Sunday, October 08, 2006

O Rei do Blues e velhas lembranças



É muito comum associarmos passagens de nossa vida a músicas que nos fizeram a cabeça em determinadas épocas. Comigo não é diferente. Pelo contrário: essa ligação é muito forte, e vai além da mera lembrança de uma canção específica – isso passa por livros, filmes e fotos também, mas isso é outra história; o papo aqui é música, mais especificamente blues. Pensando bem, o assunto vai além da música.

Pois eis que estou ouvindo BB King agora e uma avalanche de boas recordações monta uma espécie de longa-metragem desordenado em minha cabeça.

Sweet Sixteen, The Thrill Is Gone, Caledonia, Guess Who.

Ouvir blues me remonta a um tempo bom. Tempo em que participava de rádio comunitária, estudava gaita, ia quase toda semana a shows de blues e jazz em São Paulo. Os ecos do Mississipi e de New Orleans – sim, o jazz também, porque, afetiva e racionalmente, não vejo como separar pai e filho – acompanharam muitas das descobertas da vida: amorosas, profissionais, intelectuais, enfim, das relações humanas em toda a sua extensão.

Meu companheiro de audições bluseiras e jazzísticas era – e continua a ser – o Du Rocablu, também conhecido nas cercanias como Du Lima. Gaitista instintivo e talentoso, com ele aprendi a deixar o som da diatônica – a gaitinha que todos conhecem – correr solto na veia e no coração. Não, não aprendi a tocar bulhufas. Na verdade, sempre fui uma enganação. Mas tocar – ou tentar fazê-lo – e, principalmente, apreciar uma bela música embalada numa gaita me apresentou um outro lado da vida: mais alegre, embora com doses de melancolia em cada bend; poeticamente boêmio, sincero na maneira de sentir a vida.

E o BB King nessa história?

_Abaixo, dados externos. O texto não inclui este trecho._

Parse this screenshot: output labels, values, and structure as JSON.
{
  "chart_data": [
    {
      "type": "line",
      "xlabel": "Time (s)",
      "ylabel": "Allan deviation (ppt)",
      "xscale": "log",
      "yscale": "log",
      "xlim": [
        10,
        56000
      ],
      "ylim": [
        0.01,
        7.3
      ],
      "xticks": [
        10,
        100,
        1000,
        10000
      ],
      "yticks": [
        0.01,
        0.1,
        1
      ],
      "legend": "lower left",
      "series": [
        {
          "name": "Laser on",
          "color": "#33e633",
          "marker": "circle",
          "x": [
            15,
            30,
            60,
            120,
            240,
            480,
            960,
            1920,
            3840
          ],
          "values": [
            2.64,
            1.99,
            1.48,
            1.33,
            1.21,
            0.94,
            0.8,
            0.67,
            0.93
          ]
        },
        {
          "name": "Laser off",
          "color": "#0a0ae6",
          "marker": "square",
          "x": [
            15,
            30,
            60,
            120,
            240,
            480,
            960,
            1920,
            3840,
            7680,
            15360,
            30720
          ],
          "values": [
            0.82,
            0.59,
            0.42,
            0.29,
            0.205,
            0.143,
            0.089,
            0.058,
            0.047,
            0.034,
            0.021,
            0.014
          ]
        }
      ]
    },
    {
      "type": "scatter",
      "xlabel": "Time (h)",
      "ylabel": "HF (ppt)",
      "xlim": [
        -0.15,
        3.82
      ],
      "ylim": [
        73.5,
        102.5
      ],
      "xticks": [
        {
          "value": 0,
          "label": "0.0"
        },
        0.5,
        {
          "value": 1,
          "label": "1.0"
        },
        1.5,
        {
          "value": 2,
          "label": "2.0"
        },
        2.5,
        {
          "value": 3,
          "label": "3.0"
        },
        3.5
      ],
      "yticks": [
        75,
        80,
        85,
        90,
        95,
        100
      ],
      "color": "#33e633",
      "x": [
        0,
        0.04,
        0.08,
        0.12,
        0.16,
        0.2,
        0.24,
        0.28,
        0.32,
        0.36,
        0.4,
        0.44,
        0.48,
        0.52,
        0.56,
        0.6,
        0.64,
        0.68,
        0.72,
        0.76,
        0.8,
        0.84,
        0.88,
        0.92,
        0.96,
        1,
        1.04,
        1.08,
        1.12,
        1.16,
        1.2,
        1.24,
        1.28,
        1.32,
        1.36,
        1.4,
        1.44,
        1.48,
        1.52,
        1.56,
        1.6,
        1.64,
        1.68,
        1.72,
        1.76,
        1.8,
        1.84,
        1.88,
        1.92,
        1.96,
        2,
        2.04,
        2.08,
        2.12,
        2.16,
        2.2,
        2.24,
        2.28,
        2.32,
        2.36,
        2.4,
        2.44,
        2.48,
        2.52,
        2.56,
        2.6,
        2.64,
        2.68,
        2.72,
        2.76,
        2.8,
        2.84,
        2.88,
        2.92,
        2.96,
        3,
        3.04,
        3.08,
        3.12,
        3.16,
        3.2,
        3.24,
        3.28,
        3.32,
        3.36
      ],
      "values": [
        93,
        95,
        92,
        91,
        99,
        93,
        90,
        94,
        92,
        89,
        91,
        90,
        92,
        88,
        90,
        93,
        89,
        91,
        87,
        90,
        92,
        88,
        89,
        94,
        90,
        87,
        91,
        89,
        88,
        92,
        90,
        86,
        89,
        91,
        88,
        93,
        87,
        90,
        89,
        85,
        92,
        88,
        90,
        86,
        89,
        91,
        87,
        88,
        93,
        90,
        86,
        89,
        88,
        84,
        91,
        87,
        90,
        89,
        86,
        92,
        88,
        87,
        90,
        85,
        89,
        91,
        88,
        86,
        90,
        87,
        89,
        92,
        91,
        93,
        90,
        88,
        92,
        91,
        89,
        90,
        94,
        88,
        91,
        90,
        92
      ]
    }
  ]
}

Ele talvez seja o maior símbolo desse período intenso de minha vida, assim como certamente o é para milhares de pessoas.

* Dá última vez que ele veio ao Brasil, em 2004, não perdi tempo e comprei o ingresso logo no primeiro dia de venda. Fui sozinho ao show. E veja como são as coisas: estou marcando bobeira por ainda não ter comprado as entradas para o show que ele vai fazer aqui em São Paulo em dezembro. Muito dinheiro, preço exorbitante? Realmente é salgado. Mas quer saber? Vou agora ao Via Funchal comprar os ingressos. Sim, “ingressos”, no plural, porque desta vez terei companhia: minha mulher, Alê, cuja sensibilidade é imensa, vai adorar ver o Rei do Blues. Darei a ela um presente com sabor de blues.

Ai minha fatura do cartão de crédito...


Já que estamos falando no velhinho, aí vai. Com Eric Clapton e Phil Collins. The Thrill is gone.


1 comment:

Alê said...

Sei que não é de "bom tom" fazer rasgação de seda em blog de respeito, como sei que é o seu. Mas como todos sabem que meu amor por você é escancarado mesmo: adorei a surpresa e será maravilhoso assistir o show do BB king ao seu lado. Ouvir a música produzida por esse homem é lavar alma com a poesia intensa do blues.